Korean American Books

Summaries and reviews of fiction and nonfiction books by Korean American authors,
books about Korean Americans and Korea, and Korean literature in English translation,
including some academic works and a sampling on the Korean War

Thursday, September 18, 2008

A Person of Interest, by Susan Choi


This tour de force by Pultizer-nominee Choi is an amazing exploration of one man's psyche and how his unlikable persona makes him an FBI person of interest in a bombing case, similar to the Unabomber. A deeply felt, carefully drawn portrait of the deep inner workings of Lee's mind and how the mind works to justify itself for past deeds and present weaknesses in pride, shame, and his isolation and yearning.
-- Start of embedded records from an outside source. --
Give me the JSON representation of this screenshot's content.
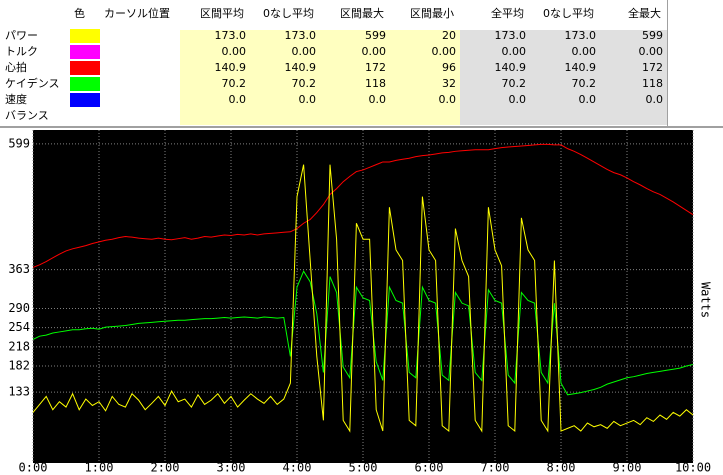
{
  "table": {
    "header": [
      "色",
      "カーソル位置",
      "区間平均",
      "0なし平均",
      "区間最大",
      "区間最小",
      "全平均",
      "0なし平均",
      "全最大"
    ],
    "rows": [
      {
        "label": "パワー",
        "color": "#ffff00",
        "cells": [
          "173.0",
          "173.0",
          "599",
          "20",
          "173.0",
          "173.0",
          "599"
        ]
      },
      {
        "label": "トルク",
        "color": "#ff00ff",
        "cells": [
          "0.00",
          "0.00",
          "0.00",
          "0.00",
          "0.00",
          "0.00",
          "0.00"
        ]
      },
      {
        "label": "心拍",
        "color": "#ff0000",
        "cells": [
          "140.9",
          "140.9",
          "172",
          "96",
          "140.9",
          "140.9",
          "172"
        ]
      },
      {
        "label": "ケイデンス",
        "color": "#00ff00",
        "cells": [
          "70.2",
          "70.2",
          "118",
          "32",
          "70.2",
          "70.2",
          "118"
        ]
      },
      {
        "label": "速度",
        "color": "#0000ff",
        "cells": [
          "0.0",
          "0.0",
          "0.0",
          "0.0",
          "0.0",
          "0.0",
          "0.0"
        ]
      },
      {
        "label": "バランス"
      }
    ]
  },
  "chart_data": {
    "type": "line",
    "ylabel": "Watts",
    "xlim": [
      0,
      10
    ],
    "ylim": [
      0,
      625
    ],
    "grid": true,
    "xticks": [
      {
        "value": 0,
        "label": "0:00"
      },
      {
        "value": 1,
        "label": "1:00"
      },
      {
        "value": 2,
        "label": "2:00"
      },
      {
        "value": 3,
        "label": "3:00"
      },
      {
        "value": 4,
        "label": "4:00"
      },
      {
        "value": 5,
        "label": "5:00"
      },
      {
        "value": 6,
        "label": "6:00"
      },
      {
        "value": 7,
        "label": "7:00"
      },
      {
        "value": 8,
        "label": "8:00"
      },
      {
        "value": 9,
        "label": "9:00"
      },
      {
        "value": 10,
        "label": "10:00"
      }
    ],
    "yticks": [
      133,
      182,
      218,
      254,
      290,
      363,
      599
    ],
    "x": [
      0,
      0.1,
      0.2,
      0.3,
      0.4,
      0.5,
      0.6,
      0.7,
      0.8,
      0.9,
      1,
      1.1,
      1.2,
      1.3,
      1.4,
      1.5,
      1.6,
      1.7,
      1.8,
      1.9,
      2,
      2.1,
      2.2,
      2.3,
      2.4,
      2.5,
      2.6,
      2.7,
      2.8,
      2.9,
      3,
      3.1,
      3.2,
      3.3,
      3.4,
      3.5,
      3.6,
      3.7,
      3.8,
      3.9,
      4,
      4.1,
      4.2,
      4.3,
      4.4,
      4.5,
      4.6,
      4.7,
      4.8,
      4.9,
      5,
      5.1,
      5.2,
      5.3,
      5.4,
      5.5,
      5.6,
      5.7,
      5.8,
      5.9,
      6,
      6.1,
      6.2,
      6.3,
      6.4,
      6.5,
      6.6,
      6.7,
      6.8,
      6.9,
      7,
      7.1,
      7.2,
      7.3,
      7.4,
      7.5,
      7.6,
      7.7,
      7.8,
      7.9,
      8,
      8.1,
      8.2,
      8.3,
      8.4,
      8.5,
      8.6,
      8.7,
      8.8,
      8.9,
      9,
      9.1,
      9.2,
      9.3,
      9.4,
      9.5,
      9.6,
      9.7,
      9.8,
      9.9,
      10
    ],
    "series": [
      {
        "color": "#ff0000",
        "values": [
          367,
          372,
          378,
          385,
          392,
          398,
          402,
          405,
          408,
          412,
          415,
          418,
          420,
          423,
          425,
          424,
          422,
          421,
          420,
          422,
          420,
          419,
          421,
          423,
          420,
          422,
          425,
          424,
          426,
          428,
          427,
          429,
          428,
          430,
          428,
          430,
          431,
          432,
          433,
          434,
          440,
          450,
          457,
          470,
          485,
          504,
          515,
          528,
          538,
          547,
          550,
          555,
          560,
          565,
          565,
          568,
          570,
          572,
          575,
          577,
          578,
          580,
          582,
          583,
          585,
          586,
          587,
          588,
          588,
          588,
          590,
          592,
          593,
          594,
          595,
          596,
          597,
          598,
          598,
          597,
          597,
          590,
          585,
          579,
          572,
          565,
          558,
          551,
          545,
          541,
          535,
          528,
          522,
          515,
          509,
          504,
          497,
          490,
          482,
          474,
          466
        ]
      },
      {
        "color": "#00ff00",
        "values": [
          232,
          238,
          240,
          244,
          246,
          248,
          250,
          250,
          252,
          253,
          251,
          255,
          256,
          257,
          258,
          260,
          262,
          263,
          264,
          265,
          266,
          267,
          268,
          268,
          269,
          270,
          271,
          271,
          272,
          273,
          272,
          273,
          274,
          273,
          272,
          274,
          273,
          272,
          273,
          200,
          330,
          360,
          340,
          280,
          170,
          350,
          320,
          180,
          160,
          330,
          310,
          305,
          190,
          155,
          330,
          305,
          300,
          170,
          160,
          330,
          305,
          300,
          165,
          155,
          320,
          300,
          295,
          170,
          155,
          325,
          305,
          300,
          165,
          150,
          320,
          305,
          300,
          170,
          150,
          300,
          150,
          128,
          130,
          132,
          135,
          138,
          142,
          148,
          152,
          156,
          160,
          162,
          165,
          168,
          170,
          172,
          174,
          176,
          178,
          182,
          185
        ]
      },
      {
        "color": "#ffff00",
        "values": [
          95,
          110,
          125,
          100,
          115,
          105,
          130,
          100,
          120,
          108,
          115,
          98,
          125,
          110,
          105,
          130,
          118,
          100,
          112,
          125,
          108,
          135,
          115,
          120,
          105,
          128,
          110,
          118,
          130,
          112,
          125,
          105,
          118,
          130,
          120,
          112,
          125,
          110,
          120,
          150,
          500,
          560,
          380,
          200,
          80,
          560,
          420,
          80,
          60,
          450,
          420,
          420,
          100,
          60,
          480,
          400,
          380,
          80,
          70,
          500,
          400,
          380,
          70,
          60,
          440,
          380,
          350,
          80,
          60,
          480,
          400,
          370,
          70,
          60,
          460,
          400,
          380,
          80,
          60,
          380,
          60,
          65,
          70,
          60,
          75,
          68,
          72,
          65,
          78,
          70,
          75,
          80,
          72,
          85,
          78,
          90,
          82,
          95,
          88,
          100,
          90
        ]
      }
    ]
  }
}
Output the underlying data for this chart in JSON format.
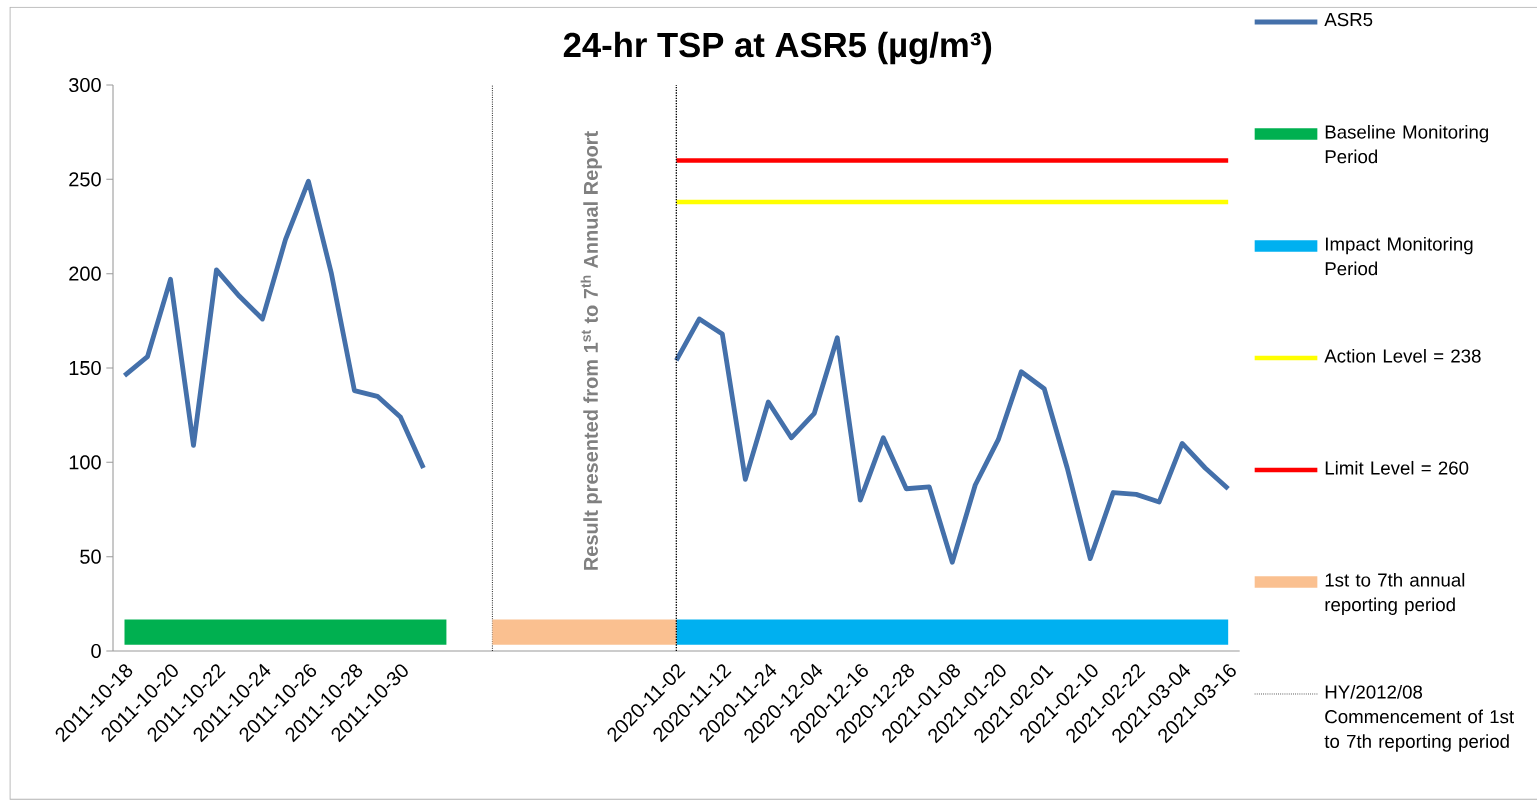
{
  "chart_data": {
    "type": "line",
    "title": "24-hr TSP at ASR5 (µg/m³)",
    "categories": [
      "2011-10-18",
      null,
      "2011-10-20",
      null,
      "2011-10-22",
      null,
      "2011-10-24",
      null,
      "2011-10-26",
      null,
      "2011-10-28",
      null,
      "2011-10-30",
      null,
      null,
      null,
      null,
      null,
      null,
      null,
      null,
      null,
      null,
      null,
      "2020-11-02",
      null,
      "2020-11-12",
      null,
      "2020-11-24",
      null,
      "2020-12-04",
      null,
      "2020-12-16",
      null,
      "2020-12-28",
      null,
      "2021-01-08",
      null,
      "2021-01-20",
      null,
      "2021-02-01",
      null,
      "2021-02-10",
      null,
      "2021-02-22",
      null,
      "2021-03-04",
      null,
      "2021-03-16"
    ],
    "series": [
      {
        "name": "ASR5",
        "color": "#4470aa",
        "values": [
          146,
          156,
          197,
          109,
          202,
          188,
          176,
          218,
          249,
          200,
          138,
          135,
          124,
          97,
          null,
          null,
          null,
          null,
          null,
          null,
          null,
          null,
          null,
          null,
          154,
          176,
          168,
          91,
          132,
          113,
          126,
          166,
          80,
          113,
          86,
          87,
          47,
          88,
          112,
          148,
          139,
          97,
          49,
          84,
          83,
          79,
          110,
          97,
          86
        ]
      },
      {
        "name": "Baseline Monitoring Period",
        "color": "#00b050",
        "values": [
          10,
          10,
          10,
          10,
          10,
          10,
          10,
          10,
          10,
          10,
          10,
          10,
          10,
          10,
          10,
          null,
          null,
          null,
          null,
          null,
          null,
          null,
          null,
          null,
          null,
          null,
          null,
          null,
          null,
          null,
          null,
          null,
          null,
          null,
          null,
          null,
          null,
          null,
          null,
          null,
          null,
          null,
          null,
          null,
          null,
          null,
          null,
          null,
          null
        ]
      },
      {
        "name": "Impact Monitoring Period",
        "color": "#00b0f0",
        "values": [
          null,
          null,
          null,
          null,
          null,
          null,
          null,
          null,
          null,
          null,
          null,
          null,
          null,
          null,
          null,
          null,
          null,
          null,
          null,
          null,
          null,
          null,
          null,
          null,
          10,
          10,
          10,
          10,
          10,
          10,
          10,
          10,
          10,
          10,
          10,
          10,
          10,
          10,
          10,
          10,
          10,
          10,
          10,
          10,
          10,
          10,
          10,
          10,
          10
        ]
      },
      {
        "name": "Action Level = 238",
        "color": "#ffff00",
        "values": [
          null,
          null,
          null,
          null,
          null,
          null,
          null,
          null,
          null,
          null,
          null,
          null,
          null,
          null,
          null,
          null,
          null,
          null,
          null,
          null,
          null,
          null,
          null,
          null,
          238,
          238,
          238,
          238,
          238,
          238,
          238,
          238,
          238,
          238,
          238,
          238,
          238,
          238,
          238,
          238,
          238,
          238,
          238,
          238,
          238,
          238,
          238,
          238,
          238
        ]
      },
      {
        "name": "Limit Level = 260",
        "color": "#ff0000",
        "values": [
          null,
          null,
          null,
          null,
          null,
          null,
          null,
          null,
          null,
          null,
          null,
          null,
          null,
          null,
          null,
          null,
          null,
          null,
          null,
          null,
          null,
          null,
          null,
          null,
          260,
          260,
          260,
          260,
          260,
          260,
          260,
          260,
          260,
          260,
          260,
          260,
          260,
          260,
          260,
          260,
          260,
          260,
          260,
          260,
          260,
          260,
          260,
          260,
          260
        ]
      },
      {
        "name": "1st to 7th annual reporting period",
        "color": "#fac090",
        "values": [
          null,
          null,
          null,
          null,
          null,
          null,
          null,
          null,
          null,
          null,
          null,
          null,
          null,
          null,
          null,
          null,
          10,
          10,
          10,
          10,
          10,
          10,
          10,
          10,
          10,
          null,
          null,
          null,
          null,
          null,
          null,
          null,
          null,
          null,
          null,
          null,
          null,
          null,
          null,
          null,
          null,
          null,
          null,
          null,
          null,
          null,
          null,
          null,
          null
        ]
      }
    ],
    "ref_lines": [
      {
        "axis": "x",
        "value": "2020-11-02",
        "label": "HY/2012/08 Commencement of 1st to 7th reporting period",
        "color": "#000000",
        "line_style": "dotted"
      }
    ],
    "annotations": [
      "Result presented from 1$^{st}$ to 7$^{th}$ Annual Report"
    ],
    "ylim": [
      0,
      300
    ],
    "yticks": [
      0,
      50,
      100,
      150,
      200,
      250,
      300
    ],
    "legend": "right"
  }
}
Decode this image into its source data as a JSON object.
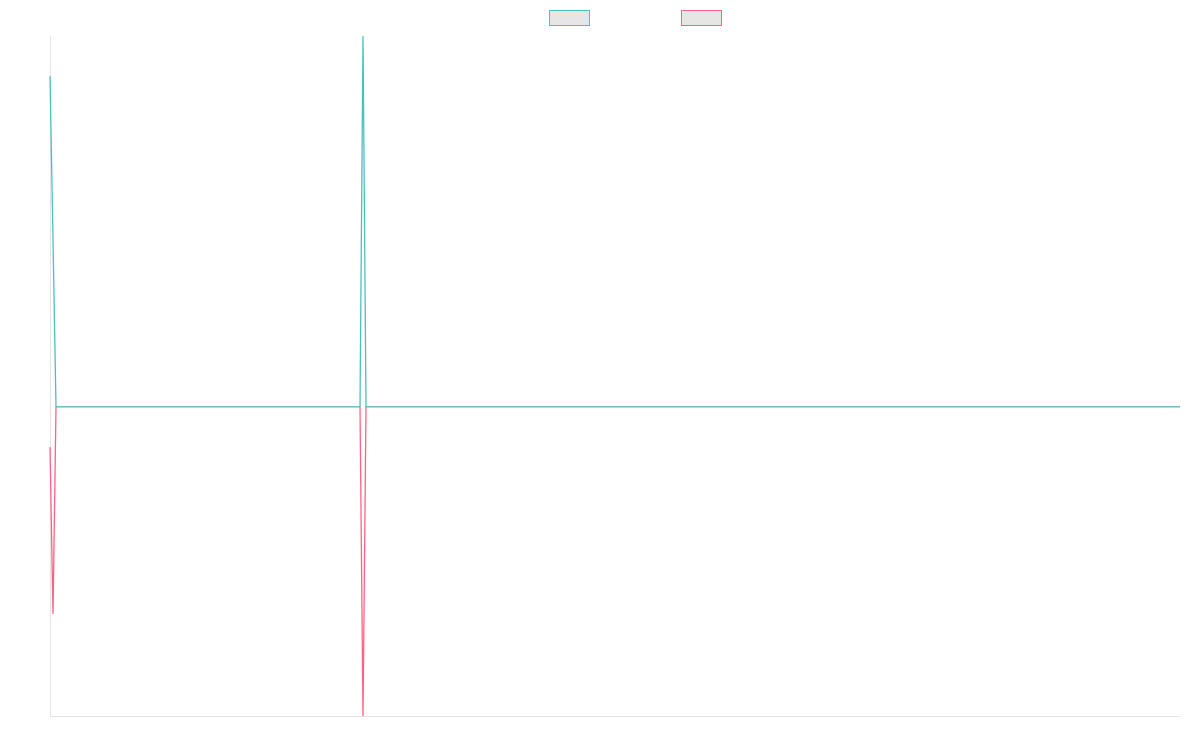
{
  "chart_data": {
    "type": "line",
    "x": [
      0,
      3,
      6,
      310,
      313,
      316,
      1130
    ],
    "xlim": [
      0,
      1130
    ],
    "ylim": [
      -100,
      120
    ],
    "series": [
      {
        "color": "#ff6384",
        "values": [
          -13,
          -67,
          0,
          0,
          -100,
          0,
          0
        ]
      },
      {
        "color": "#4bc0c0",
        "values": [
          107,
          54,
          0,
          0,
          120,
          0,
          0
        ]
      }
    ],
    "legend": "top"
  }
}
Add to that a compelling plot to discover the source of a letter bomb that kills Lee's neighboring-office professor, and the mysteries of failure and accountability that Lee explores about his past sole love to Aileen, and the child they bore together, who has disappeared, the book is complex, hugely detailed in the nuances that accompany human fear, separateness, suspicion, yearning, revenge, and ultimately redemption. Choi writes with a vast and avid vocabulary rich in variety and description, and her inner examinations of thought and feeling, emotions and sensations, are equal to Philip Roth's, but with more sensitivity and less onanism. It's difficult to establish deep sympathy and empathy with such a difficult character as Lee, but Choi's razor-sharp eye brings about compassion along with the dislike. Quite a feat, and quite a book. Beautifully structured, brilliantly written, exhaustively explored such that every word had importance and meaning.